Relevante Rechtsnormen:
European Patent Convention 1973 Art 96(2)
European Patent Convention 1973 Art 97(2)
European Patent Convention 1973 Art 113(2)
European Patent Convention 1973 R 51(4)
European Patent Convention 1973 R 51(6)
European Patent Convention 1973 R 51(11)
European Patent Convention 1973 R 89
Schlagwörter: Auslegung einer Entscheidung über die Patenterteilung
Berichtigung einer Entscheidung über die Patenterteilung (nein)
Änderungen nach der Mitteilung gemäß Regel 51(4)EPÜ
Orientierungssatz:

-

Angeführte Entscheidungen:
G 0004/91
G 0012/91
G 0008/95
G 0001/97
T 0371/92
T 0850/95
T 1081/02
T 0830/03
T 0121/06
T 0971/06
Anführungen in anderen Entscheidungen:
J 0016/17
T 0079/07
T 0493/08
T 1349/08
T 1468/08
T 1495/09
T 2076/11
T 1869/12
T 0395/16
T 0289/23

Sachverhalt und Anträge

I. Die europäische Patentanmeldung Nr. 97 111 341.0 wurde am 4. Juli 1997 eingereicht. Am 30. Juni 2003 erging die Mitteilung gemäß Regel 51 (4) EPÜ, mit der die Prüfungsabteilung von sich aus Änderungen in den Ansprüchen 1, 5 und 6 sowie in der Beschreibung auf Seite 4 vorgenommen hatte.

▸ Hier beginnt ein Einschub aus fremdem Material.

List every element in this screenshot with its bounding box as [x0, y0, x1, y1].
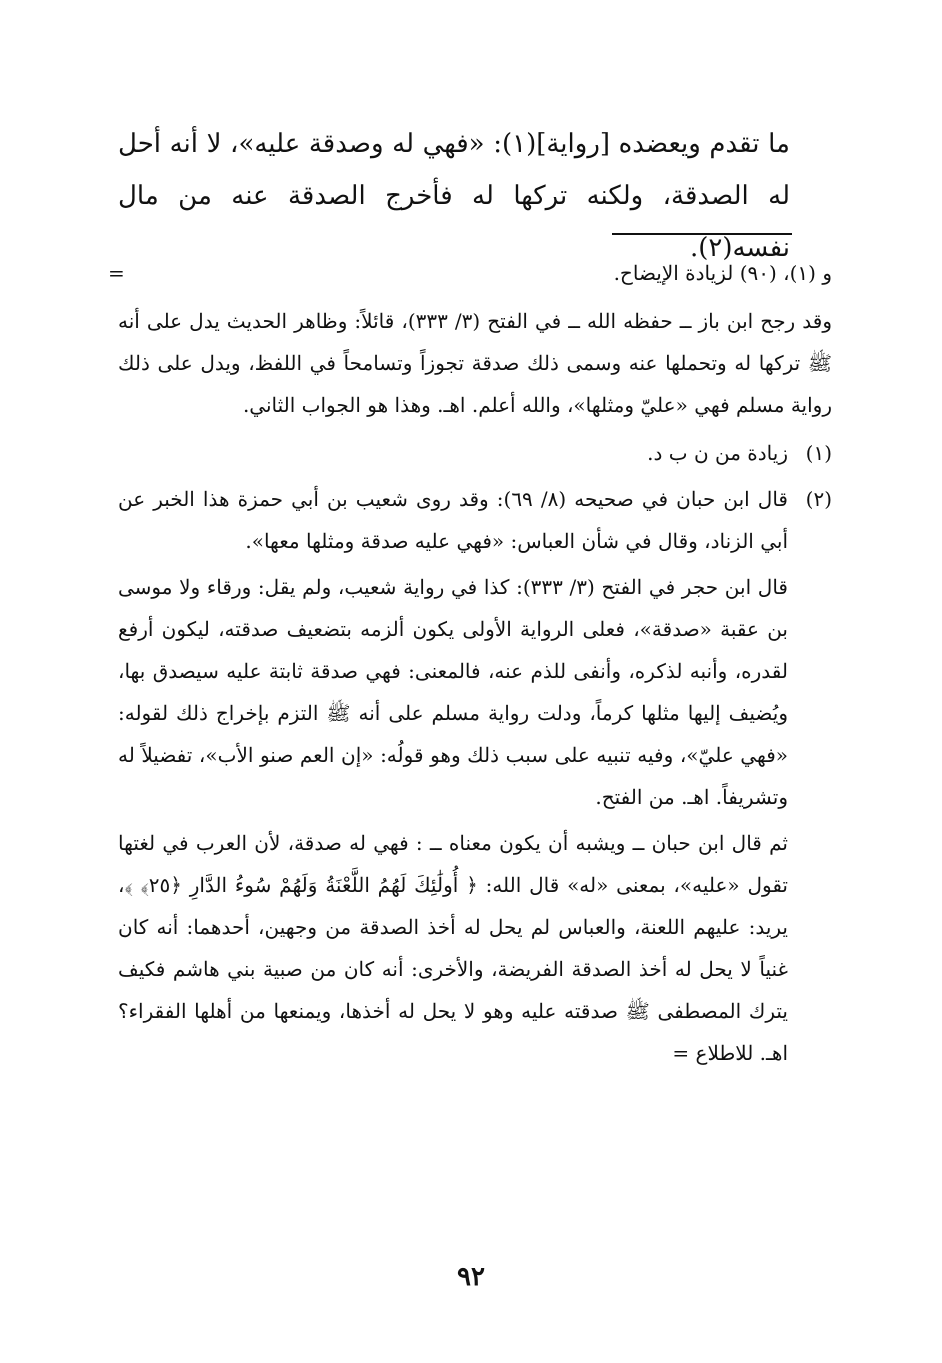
- footnote-continuation: [108, 252, 832, 426]
- footnote-2-paragraph-2: قال ابن حجر في الفتح (٣/ ٣٣٣): كذا في رواية شعيب، ولم يقل: ورقاء ولا موسى بن عقبة «صدقة»، فعلى الرواية الأولى يكون ألزمه بتضعيف صدقته، ليكون أرفع لقدره، وأنبه لذكره، وأنفى للذم عنه، فالمعنى: فهي صدقة ثابتة عليه سيصدق بها، ويُضيف إليها مثلها كرماً، ودلت رواية مسلم على أنه ﷺ التزم بإخراج ذلك لقوله: «فهي عليّ»، وفيه تنبيه على سبب ذلك وهو قولُه: «إن العم صنو الأب»، تفضيلاً له وتشريفاً. اهـ. من الفتح.: [118, 575, 788, 809]
- footnote-2: [118, 478, 832, 566]
- footnote-1-paragraph-1: زيادة من ن ب د.: [647, 441, 788, 465]
- footnote-1-marker: (١): [805, 441, 832, 465]
- footnote-1-body: [118, 432, 788, 478]
- footnote-separator-rule: [612, 233, 792, 235]
- footnote-1: [118, 432, 832, 478]
- footnote-2-marker: (٢): [805, 487, 832, 511]
- footnote-2-paragraph-3: ثم قال ابن حبان ــ ويشبه أن يكون معناه ــ : فهي له صدقة، لأن العرب في لغتها تقول «عليه»، بمعنى «له» قال الله: ﴿ أُولَٰئِكَ لَهُمُ اللَّعْنَةُ وَلَهُمْ سُوءُ الدَّارِ ﴿٢٥﴾ ﴾، يريد: عليهم اللعنة، والعباس لم يحل له أخذ الصدقة من وجهين، أحدهما: أنه كان غنياً لا يحل له أخذ الصدقة الفريضة، والأخرى: أنه كان من صبية بني هاشم فكيف يترك المصطفى ﷺ صدقته عليه وهو لا يحل له أخذها، ويمنعها من أهلها الفقراء؟ اهـ. للاطلاع =: [118, 831, 789, 1065]
- main-text-block: [118, 118, 790, 274]
- main-paragraph: ما تقدم ويعضده [رواية](١): «فهي له وصدقة عليه»، لا أنه أحل له الصدقة، ولكنه تركها له فأخرج الصدقة عنه من مال نفسه(٢).: [118, 129, 790, 263]
- footnote-2-continued: [118, 566, 788, 1074]
- continuation-paragraph-2: وقد رجح ابن باز ــ حفظه الله ــ في الفتح (٣/ ٣٣٣)، قائلاً: وظاهر الحديث يدل على أنه ﷺ تركها له وتحملها عنه وسمى ذلك صدقة تجوزاً وتسامحاً في اللفظ، ويدل على ذلك رواية مسلم فهي «عليّ ومثلها»، والله أعلم. اهـ. وهذا هو الجواب الثاني.: [118, 309, 832, 417]
- footnotes-section: [108, 252, 832, 1078]
- footnote-2-paragraph-1: قال ابن حبان في صحيحه (٨/ ٦٩): وقد روى شعيب بن أبي حمزة هذا الخبر عن أبي الزناد، وقال في شأن العباس: «فهي عليه صدقة ومثلها معها».: [118, 487, 788, 553]
- footnote-2-body: [118, 478, 788, 566]
- continuation-line-1: و (١)، (٩٠) لزيادة الإيضاح.: [613, 261, 832, 285]
- page-number: ٩٢: [457, 1262, 485, 1292]
- continuation-marker: =: [108, 261, 125, 285]
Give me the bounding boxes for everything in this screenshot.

II. Mit am 4. November 2003 eingegangenem Schreiben erklärte die Anmelderin, dass die von der Prüfungsabteilung vorgeschlagenen Änderungen völlig inakzeptabel seien. Sie reichte eine überarbeitete Seite 4 der Beschreibung ein und beantragte, diese sowie die ursprünglichen Ansprüche der Patenterteilung zugrunde zu legen. Gleichzeitig wurde die englische und französische Übersetzung der ursprünglichen Ansprüche eingereicht und die Erteilungs- und Druckkostengebühr entrichtet.

III. Am 22. April 2004 erging die Entscheidung über die Patenterteilung mittels EPA Form 2006A 07.02. Hierin war enthalten, dass ein Patent mit den Unterlagen erteilt werde, die in der gemäß Regel 51 (4) EPÜ ergangenen Mitteilung vom 30. Juni 2003 aufgeführt seien. Darüber hinaus hieß es: "Die vom Anmelder beantragten und am 00.00.00 beim EPA eingegangenen Änderungen wurden berücksichtigt". Am 2. Juni 2004 wurde die Patentschrift ohne die beantragten Änderungen veröffentlicht.

IV. Mit Schreiben vom 23. Juni 2004 beantragte die Patentinhaberin, das Patent in der von ihr genehmigten Fassung (ursprünglich eingereichte Ansprüche und Beschreibung mit geänderter Seite 4) neu zu veröffentlichen, da diese in der veröffentlichten europäischen Patentschrift nicht berücksichtigt worden sei. Mit Schreiben vom 9. Juli 2004 beantragte die Patentinhaberin die Berichtigung der Entscheidung über die Erteilung gemäß Regel 89 EPÜ dahingehend, dass das Patent mit den am 4. November 2003 eingegangenen Änderungen erteilt wurde, und die Veröffentlichung einer dementsprechend berichtigten Patentschrift. Mit Entscheidung vom 8. Juni 2005 lehnte die um einen rechtskundigen Prüfer erweiterte Prüfungsabteilung diese Berichtigungsanträge ab.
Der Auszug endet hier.